In this case, “young” refers to my fifteen-month-old granddaughter, Nora; “old dog” refers to yours truly.

This afternoon, Nora taught me something.

She and I shared an exhilarating experience together. We were at a local park, one that boasts a series of water jets shooting sky-high arrows of H2O over the heads of all the children, the liquid laughter splashing on the ground to the delightful laughs and squeals of every youngster in the place.

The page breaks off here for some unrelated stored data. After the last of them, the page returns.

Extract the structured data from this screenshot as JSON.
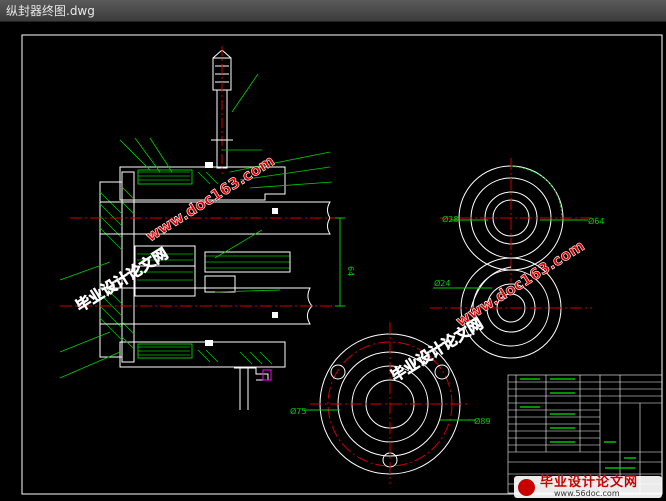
{
  "window": {
    "title": "纵封器终图.dwg"
  },
  "dimensions": {
    "d28": "Ø28",
    "d64": "Ø64",
    "d24": "Ø24",
    "d75": "Ø75",
    "d89": "Ø89",
    "v64": "64"
  },
  "watermarks": {
    "url": "www.doc163.com",
    "cn": "毕业设计论文网"
  },
  "footer": {
    "cn": "毕业设计论文网",
    "url": "www.56doc.com"
  },
  "colors": {
    "background": "#000000",
    "outline": "#ffffff",
    "center_line": "#d00000",
    "hatch": "#00c000",
    "leader": "#00d000",
    "watermark": "#e00000"
  }
}
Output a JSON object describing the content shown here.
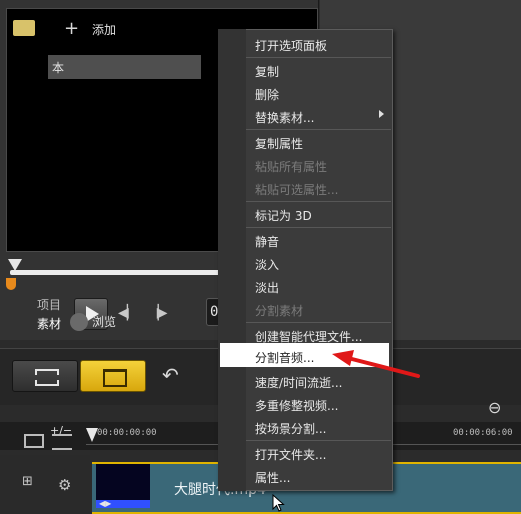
{
  "player": {
    "mode_project": "项目",
    "mode_clip": "素材",
    "timecode_partial": "0"
  },
  "library": {
    "add_label": "添加",
    "item_partial": "本",
    "browse_label": "浏览"
  },
  "timeline": {
    "track_manager": "+/−",
    "timecode_start": "00:00:00:00",
    "timecode_end": "00:00:06:00",
    "clip_name": "大腿时代.mp4"
  },
  "context_menu": {
    "items": [
      {
        "label": "打开选项面板",
        "enabled": true
      },
      {
        "label": "复制",
        "enabled": true
      },
      {
        "label": "删除",
        "enabled": true
      },
      {
        "label": "替换素材...",
        "enabled": true,
        "submenu": true
      },
      {
        "label": "复制属性",
        "enabled": true
      },
      {
        "label": "粘贴所有属性",
        "enabled": false
      },
      {
        "label": "粘贴可选属性...",
        "enabled": false
      },
      {
        "label": "标记为 3D",
        "enabled": true
      },
      {
        "label": "静音",
        "enabled": true
      },
      {
        "label": "淡入",
        "enabled": true
      },
      {
        "label": "淡出",
        "enabled": true
      },
      {
        "label": "分割素材",
        "enabled": false
      },
      {
        "label": "创建智能代理文件...",
        "enabled": true
      },
      {
        "label": "分割音频...",
        "enabled": true,
        "highlighted": true
      },
      {
        "label": "速度/时间流逝...",
        "enabled": true
      },
      {
        "label": "多重修整视频...",
        "enabled": true
      },
      {
        "label": "按场景分割...",
        "enabled": true
      },
      {
        "label": "打开文件夹...",
        "enabled": true
      },
      {
        "label": "属性...",
        "enabled": true
      }
    ]
  },
  "colors": {
    "accent_yellow": "#e0b400",
    "highlight_arrow": "#e01818",
    "clip_blue": "#3a6878"
  },
  "icons": {
    "play": "play-icon",
    "prev": "prev-frame-icon",
    "next": "next-frame-icon",
    "storyboard": "filmstrip-icon",
    "timeline": "timeline-icon",
    "undo": "undo-icon",
    "zoom": "zoom-icon"
  }
}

To put it simply, Nora LOVED IT.

Nora just couldn’t seem to get over the magic of a concentrated stream of water spontaneously shooting up from the ground. She delighted in the refreshing sensations — on this 90 degree day — of having her entire body drenched in the wild wetness and coolness of the spray. She looked on in amazement as individual jets suddenly and without warning turned off, only to spring back to life as if they each were a living thing. She ran through the water with reckless abandon, totally immersed (no pun intended) in the moment.

In a word, Nora was lost in the WONDER of it all.

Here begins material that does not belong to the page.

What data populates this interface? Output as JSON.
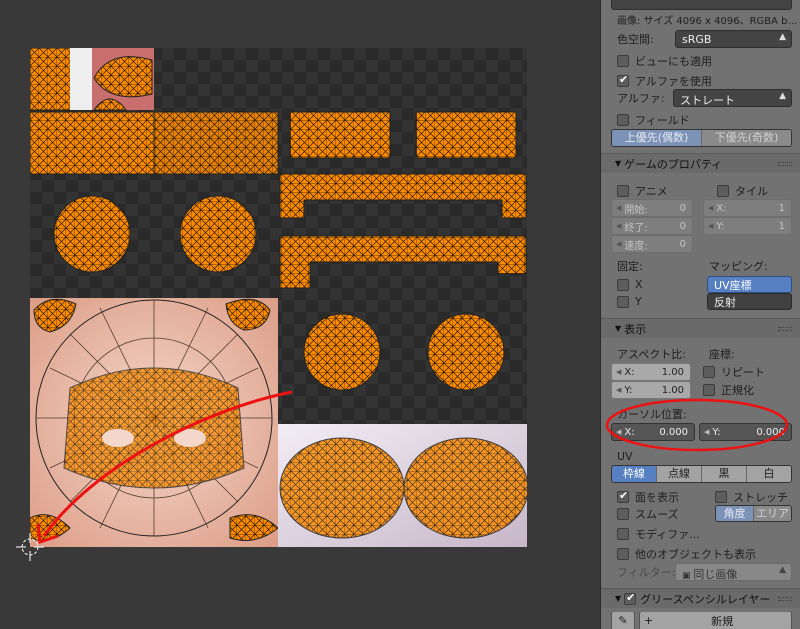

And I’ll admit, a part of me looked on with envy.

Nora wasn’t for a split-second encumbered with the worries of the day which tend to weigh me down. She couldn’t have cared less about a teetering economy or the latest terrorist threats. She took no time out of her fun-filled afternoon to concern herself about her health and how the unknowns of “Obamacare” might affect her physical and monetary wellbeing in the future. She wasn’t worried in the least about the unemployment rate, or her prospects of landing her dream job, or meeting and marrying her best friend and soulmate.

Nora just lived in the moment, singularly focused on the wonders of the world around her. Wonders worthy to behold. And in that moment, she knew no fear. She didn’t have to. I, along with her parents and my dear wife, were there watching over her. In that moment, she felt free to embrace the joys of the wonderment she was experiencing.

Something that thrilled my heart no end, because to some degree I was able to provide that for her.

Frankly, I rue the day when she will wake up a full-grown adult focused on the problems — the stresses and the strains — that life has become for most of us.

On that future day, I will be sad. Sad that she has lost something. Something precious. Something priceless.

She will have lost the wonder of it all.

I will be sad because it is a big wide world out there, filled with wonders that, even as an adult, she will have yet to experience. Sad because there is no reason that she, nor I, nor you, nor any of us must lose the wonder of it all.

Losing the wonder of it all was my own choice. A choice I didn’t have to make. A choice I never purposed to make. But a choice I made, nonetheless.

But, thankfully, a choice I can reverse. And so can you.

So with all of this talk about how exhilarated I was this afternoon to witness the exhilaration of my precious little Nora… and my lament at her someday losing the wonder of it all… and the sadness that I will feel if/when that day comes…

Do you suppose that every time I fail to see the wonder in the white puffy clouds floating across a powder-blue sky, the whistle of the wind as the leaves of our many trees kiss each other, the purr of a cat, the twitch of my little puppy as he dreams of his own wonders while sleeping securely in my lap, the rapturous refrains of a melodious masterpiece, the wonder that I am alive to see and hear and experience this wonder we call “life”…

Do you suppose that God is sad? Sad that to some degree, I have lost the wonder of it all?

James 1:17 says: “Every good gift and every perfect gift has come down to us from our Father…” gifts to behold, gifts to enjoy, gifts to celebrate, gifts of wonder.

 

I don’t’ know about you, but I’m going to dedicate myself to recapturing the “wonder of it all”, and I hope you will, too.